Zum Glück gibt es jedoch ähnliche Studien. Beispielsweise hat McKinsey 2009 eine Studie zu Word-of-Mouth veröffentlicht. Diese kommt zu dem Ergebnis, das 83 Prozent aller ausgesprochenen Empfehlungen face-to-face erfolgten und 17 Prozent online (s. Folie 11).  Das die trnd-Studie eine wesentlich höhere Teilungsbereitschaft online ausweist (74 Prozent insgesamt, 46 Prozent in den abgefragten Social Media Kanälen) hängt vermutlich mit der anfangs angesprochenen Verzerrung zusammen: User von trnd sind vermutlich überproportional online engagiert.

Nehmen wir nun an dass 25 Prozent aller Empfehlungen online ausgesprochen werden, der Rest offline (Ich habe bewusst höhere Werte als die McKinsey-Ergebnisse gewählt, da diese bereits älter sind und Social Sharing vermutlich wächst.) Grundsätzlich erscheint es logisch, dass face-to-face-Empfehlungen immer überproportional präsent sein werden, da sie schlicht mit weniger Aufwand verbunden sind, als online eine Empfehlung abzugeben. „Tolles Produkt“ ist schneller gesagt als geschrieben. Bei dieser angenommenen Verteilung kämen Offline Empfehlungen also drei Mal häufiger in der Stichprobe vor als ihr Online-Pendant.

Bereinigt man die Studie um diesen Effekt, um tatsächlich den Recall-Wert von Offline und Online-Empfehlungen vergleichen zu können, ergibt sich schon ein etwas anderes Bild:

Statt 4,6 Prozent Recall von online Word-of-Mouth im Vergleich zu 95,4 Prozent offline, liegen die bereinigten Werte bei 14,3 (online) bzw. 85,7 Prozent (offline).

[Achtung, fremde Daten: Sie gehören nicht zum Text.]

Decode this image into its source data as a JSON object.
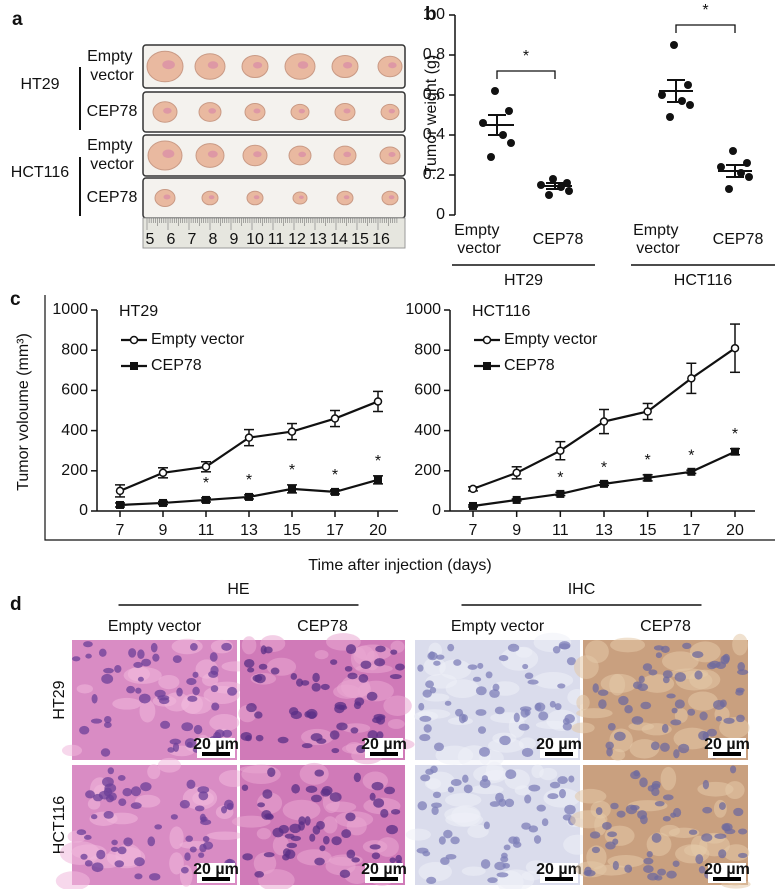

Digitale Mundpropaganda – doch effektiv?

Natürlich sollte niemand überrascht sein, dass face-to-face-Empfehlungen eher in Erinnerung bleiben. Aber reden wir – wie die W&V-Meldung – über Effektivität. Mein Offline-Erfahrungsbericht wird zu 85,7 Prozent erinnert. Teile ich mein Erlebnis also mit 15 Personen, hinterlasse ich also bei 12,7 von Ihnen einen bleibenden Eindruck. Vergleichen wir dies – exemplarisch – mit Facebook. Dort hat der durchschnittliche User 130 Freunde (Quelle). Liegt der Recall-Wert bei 14,3 Prozent, sollten sich nun 18,6 Personen an meine Empfehlung (oder meine Tirade) erinnern.

Doch mehr: Im Gegensatz zum gesprochenen Wort ist digitale Mundpropaganda (zumindest teilweise) von Dauer. Empfehlungen in Blogs, auf Bewertungsportalen, Amazon oder Twitter werden bei Suchen gefunden. Projekte wie Googles Social Search könnten diesen Effekt künftig sogar deutlich erweitern.

Dies hat einen immensen Einfluss auf die WOM-Effektivität. Denn vom Recall-Wert allein kann sich noch niemand etwas kaufen. Spannend wird es immer dann, wenn eine Empfehlung für mich auch relevant ist, weil mich das angepriesene Produkt tatsächlich interessiert. Empfehlungen im Transaktionskontext also. Hier hat Online Word-of-mouth klar die Nase vorne, schlicht auf Grund der Tatsache, dass es bei Online-Recherchen gefunden werden kann. Interessante Ergebnisse zum Einfluss von WOM in verschiedenen Phasen des Kaufprozess finden sich übrigens ebenfalls in der oben genannten McKinsey-Studie.

Für mich lässt dies nur einen Schluss zu: Von Ineffizienz kann nicht die Rede sein, wenn von digitaler Mundpropaganda gesprochen wird.

Doch wirklich viel ändert sich für Unternehmen durch all dies ohnehin nicht. Denn Grundlage von WOM, egal ob online oder offline, sind zunächst immer Erlebnisse – positive oder negative. Damit Firmen von Empfehlungsprozessen profitieren können, müssen sie zunächst überzeugende Produkte, Services oder Erlebnisse schaffen. Nur wenn sie diese Voraussetzung erfüllen, kann Empfehlungsmarketing funktionieren. Und erst dann lohnt es sich, die Mundpropaganda mit gezielten Maßnahmen zu unterstützen – online und offline.

>> Bildnachweis: Shutterstock.com

Thomas Euler Thomas denkt, schreibt, spricht und berät zu digitaler Transformation, Technologie und dezentralisierten Systemen. Er ist als Gastautor im PR-Blogger tätig.

2 Replies to “Digitale Mundpropaganda ist ineffektiv – oder?”

  1. Sie haben aus meiner Sicht völlig Recht. Interessant wäre auch zu untersuchen in wie weit Firmen den WoM Ergebnissen ernst nehmen. Ich denke nur wenn Mann aktiv sich an den Beurteilungen, Erfahrungen und Meinungen beteiligt werden Konsumenten sich ernst genommen fühlen. Dass würde die Kundenbeziehung únd den Kommerzieller Erfolg gleichzeitig verstärken. Auf Dauer, denke ich, wird dass der einzige Weg sein. Für Firmen und Konsumenten.